Today i happened to visit Nehru Place and checked with few guys there (shops that have boards like data recovery, hard disk repair etc). Once of them said that the head had gone bad and there was no hope of repair or recovery. Another one said that the platters had some issue so no recovery).

It has just been an year so it is under warranty. My concern was related to data. So just wanted to know your opinion about:

1) Is there a way to actually know that what the problem is ?

2) Is there some reliable shop in Nehru Place that deals with HDD repair ?

I had bad experiences with Seagate earlier but this one has beaten all of them. WD Black one gone in less than a year.

Regards,
Amardeep Sidhu


----------



## Lincon_WD (Mar 7, 2016)

Hi amardeep.sidhu,


I'm sorry to hear about the issue you're having - I know how frustrating such thing could be... 

If you want to to swap the PSB you are taking high risk of loosing your data.

After trying all what you have mentioned I’d say the best thing will be to contact a data recovery  company and see if your information can be retrieved from the hard disk. Just keep in mind that the more you use the drive and try to repair it, the worse the damage and the extraction of files may become.

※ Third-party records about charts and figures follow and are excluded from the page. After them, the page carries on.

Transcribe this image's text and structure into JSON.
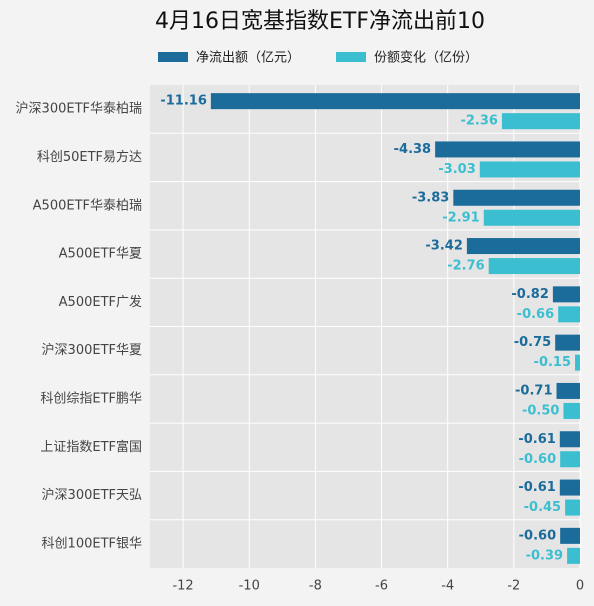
{
  "chart_data": {
    "type": "hbar",
    "title": "4月16日宽基指数ETF净流出前10",
    "categories": [
      "沪深300ETF华泰柏瑞",
      "科创50ETF易方达",
      "A500ETF华泰柏瑞",
      "A500ETF华夏",
      "A500ETF广发",
      "沪深300ETF华夏",
      "科创综指ETF鹏华",
      "上证指数ETF富国",
      "沪深300ETF天弘",
      "科创100ETF银华"
    ],
    "series": [
      {
        "name": "净流出额（亿元）",
        "color": "#1b6b9b",
        "values": [
          -11.16,
          -4.38,
          -3.83,
          -3.42,
          -0.82,
          -0.75,
          -0.71,
          -0.61,
          -0.61,
          -0.6
        ],
        "value_labels": [
          "-11.16",
          "-4.38",
          "-3.83",
          "-3.42",
          "-0.82",
          "-0.75",
          "-0.71",
          "-0.61",
          "-0.61",
          "-0.60"
        ]
      },
      {
        "name": "份额变化（亿份）",
        "color": "#3bbfd0",
        "values": [
          -2.36,
          -3.03,
          -2.91,
          -2.76,
          -0.66,
          -0.15,
          -0.5,
          -0.6,
          -0.45,
          -0.39
        ],
        "value_labels": [
          "-2.36",
          "-3.03",
          "-2.91",
          "-2.76",
          "-0.66",
          "-0.15",
          "-0.50",
          "-0.60",
          "-0.45",
          "-0.39"
        ]
      }
    ],
    "xlim": [
      -13,
      0
    ],
    "xticks": [
      -12,
      -10,
      -8,
      -6,
      -4,
      -2,
      0
    ],
    "grid": true
  }
}
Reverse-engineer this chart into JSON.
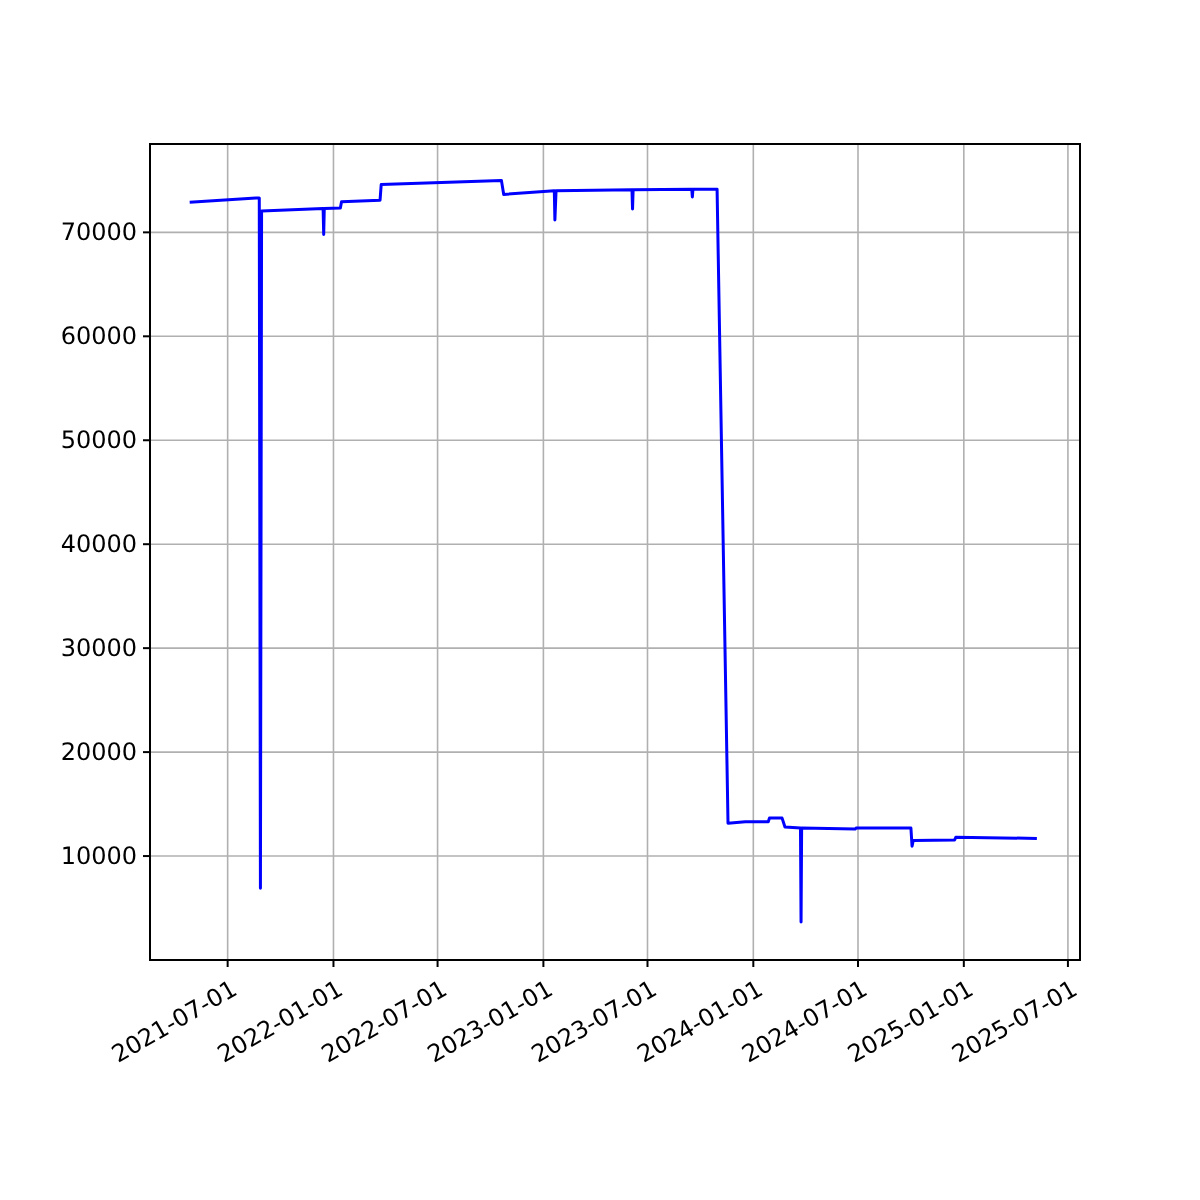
{
  "chart_data": {
    "type": "line",
    "x": [
      "2021-04-26",
      "2021-08-19",
      "2021-08-25",
      "2021-08-27",
      "2021-08-29",
      "2021-12-14",
      "2021-12-15",
      "2021-12-16",
      "2022-01-13",
      "2022-01-15",
      "2022-03-23",
      "2022-03-25",
      "2022-10-20",
      "2022-10-24",
      "2023-01-20",
      "2023-01-21",
      "2023-01-23",
      "2023-06-04",
      "2023-06-05",
      "2023-06-06",
      "2023-09-16",
      "2023-09-17",
      "2023-09-18",
      "2023-10-30",
      "2023-11-18",
      "2023-12-18",
      "2024-01-27",
      "2024-01-29",
      "2024-02-20",
      "2024-02-25",
      "2024-03-23",
      "2024-03-24",
      "2024-03-25",
      "2024-06-26",
      "2024-06-28",
      "2024-10-01",
      "2024-10-03",
      "2024-10-05",
      "2024-12-16",
      "2024-12-18",
      "2025-05-08"
    ],
    "series": [
      {
        "color": "#0000ff",
        "values": [
          72900,
          73300,
          73300,
          6900,
          72050,
          72300,
          69800,
          72300,
          72350,
          72950,
          73100,
          74600,
          75000,
          73650,
          74000,
          71200,
          74000,
          74100,
          72250,
          74100,
          74150,
          73400,
          74150,
          74150,
          13150,
          13300,
          13300,
          13650,
          13650,
          12800,
          12700,
          3650,
          12700,
          12600,
          12700,
          12700,
          10950,
          11500,
          11550,
          11800,
          11700
        ]
      }
    ],
    "xlim": [
      "2021-02-16",
      "2025-07-22"
    ],
    "xticks": [
      "2021-07-01",
      "2022-01-01",
      "2022-07-01",
      "2023-01-01",
      "2023-07-01",
      "2024-01-01",
      "2024-07-01",
      "2025-01-01",
      "2025-07-01"
    ],
    "ylim": [
      0,
      78500
    ],
    "yticks": [
      10000,
      20000,
      30000,
      40000,
      50000,
      60000,
      70000
    ],
    "grid": true
  }
}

Here's a link with WD's data recovery partners if you want to take a look:

Support Answer

Hope everything turns out fine and best of luck!


----------



## amit.tiger12 (Mar 7, 2016)

Tell me which os you are using.
Open Disk Management and see if drive is connected or not

Sent from my Lenovo P1ma40 using Tapatalk


----------



## amardeep.sidhu (Mar 8, 2016)

amit.tiger12 said:


> Tell me which os you are using.
> Open Disk Management and see if drive is connected or not
> 
> Sent from my Lenovo P1ma40 using Tapatalk



I was using Windows 8. But as it is not getting detected so not able to boot into Windows.


----------



## amit.tiger12 (Mar 8, 2016)

amardeep.sidhu said:


> I was using Windows 8. But as it is not getting detected so not able to boot into Windows.



try some rescue disk like "Hirens BootCD or FalconFour's Ultimate Boot CD"


----------



## topgear (Mar 11, 2016)

I've one such seagate HDD and I think the PCB is bad.


----------



## amardeep.sidhu (Mar 17, 2016)

Checked with 2 different guys in Nehru Place. Both of them told that the head has crashed.


----------